Paris grocery attacker 'claims allegiance to IS'
January 11, 2015A video emerged on Sunday apparently showing the gunman, Amedy Coulibaly, who killed a French policewoman and four hostages at a Jewish grocery store.
The SITE Intelligence Group, a company that tracks online activity of extremist organizations, said it had verified the authenticity of the seven-minute-long video. The man's identity has yet to be confirmed by official sources.
The man appearing in the video pledges allegiance to Abu Bakar al-Baghdadi, leader of the "Islamic State" (IS) jihadi militant group. He also defends the Friday attack on the kosher supermarket, the fatal shooting of a policewoman a day earlier and Wednesday's massacre at the office of French satirical magazine, Charlie Hebdo.
"The brothers of our team, they did Charlie Hebdo," the man said. "I also went out a bit against the police so that it has more impact. We managed to synchronize to come out at the same time," he says, wearing a camouflage army vest in this section.
"What we have done is completely legitimate given what they have done. If you attack the caliphate, we will attack you."
Onscreen message
A text running at the start of the video claims the protagonist is responsible for the attacks on the policewoman and store. He is pictured doing press-ups with an automatic rifle leaning against the wall.
On Sunday, a French prosector linked Coulibaly to a third shooting, on Wednesday, of a jogger who was seriously wounded.
Investigators have been trying to trace Coulibaly's partner, 26-year-old Hayat Boumeddiene, who was initially thought to have been with him at the time of the attack. After Coulibaly was fatally shot, French police described Boumeddiene as "armed and dangerous."
Escaped into Syria
However, sources including a Turkish Security official said she had traveled to Turkey on January 2, and was since thought to have slipped away into Syria, possibly pursuing contacts with IS.

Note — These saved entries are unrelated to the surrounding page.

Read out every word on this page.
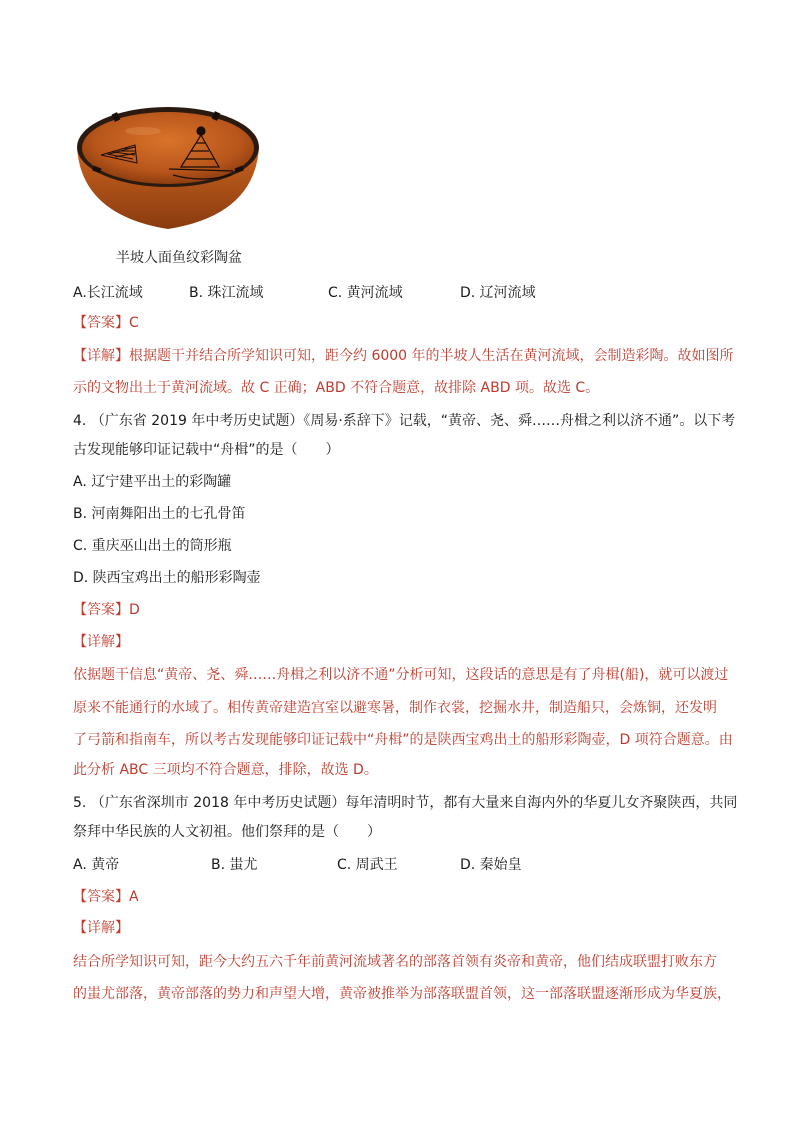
半坡人面鱼纹彩陶盆
A.长江流域	B. 珠江流域	C. 黄河流域	D. 辽河流域
【答案】C
【详解】根据题干并结合所学知识可知，距今约 6000 年的半坡人生活在黄河流域，会制造彩陶。故如图所
示的文物出土于黄河流域。故 C 正确；ABD 不符合题意，故排除 ABD 项。故选 C。
4. （广东省 2019 年中考历史试题）《周易·系辞下》记载，“黄帝、尧、舜……舟楫之利以济不通”。以下考
古发现能够印证记载中“舟楫”的是（　　）
A. 辽宁建平出土的彩陶罐
B. 河南舞阳出土的七孔骨笛
C. 重庆巫山出土的筒形瓶
D. 陕西宝鸡出土的船形彩陶壶
【答案】D
【详解】
依据题干信息“黄帝、尧、舜……舟楫之利以济不通”分析可知，这段话的意思是有了舟楫(船)，就可以渡过
原来不能通行的水域了。相传黄帝建造宫室以避寒暑，制作衣裳，挖掘水井，制造船只，会炼铜，还发明
了弓箭和指南车，所以考古发现能够印证记载中“舟楫”的是陕西宝鸡出土的船形彩陶壶，D 项符合题意。由
此分析 ABC 三项均不符合题意，排除，故选 D。
5. （广东省深圳市 2018 年中考历史试题）每年清明时节，都有大量来自海内外的华夏儿女齐聚陕西，共同
祭拜中华民族的人文初祖。他们祭拜的是（　　）
A. 黄帝	B. 蚩尤	C. 周武王	D. 秦始皇
【答案】A
【详解】
结合所学知识可知，距今大约五六千年前黄河流域著名的部落首领有炎帝和黄帝，他们结成联盟打败东方
的蚩尤部落，黄帝部落的势力和声望大增，黄帝被推举为部落联盟首领，这一部落联盟逐渐形成为华夏族，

"We think she is in Syria at the moment but we do not have any evidence about that. She is most probably not in Turkey," the source said.
Twelve people died in the initial attack on the Charlie Hebdo office, a publication singled out for its publication of cartoons ridiculing the Prophet Muhammad.
Dozens of world leaders, including Muslim representatives, were in Paris on Sunday to take part in a rally paying tribute to the victims of the attacks.
Charlie Hebdo attackers Cherif and Said Kouachi claimed they were acting on behalf of al-Qaeda in Yemen. Al-Qaeda's leadership has in the past distanced itself from Islamic State, although the extent of overlap between the organizations at ground level remains a source of conjecture.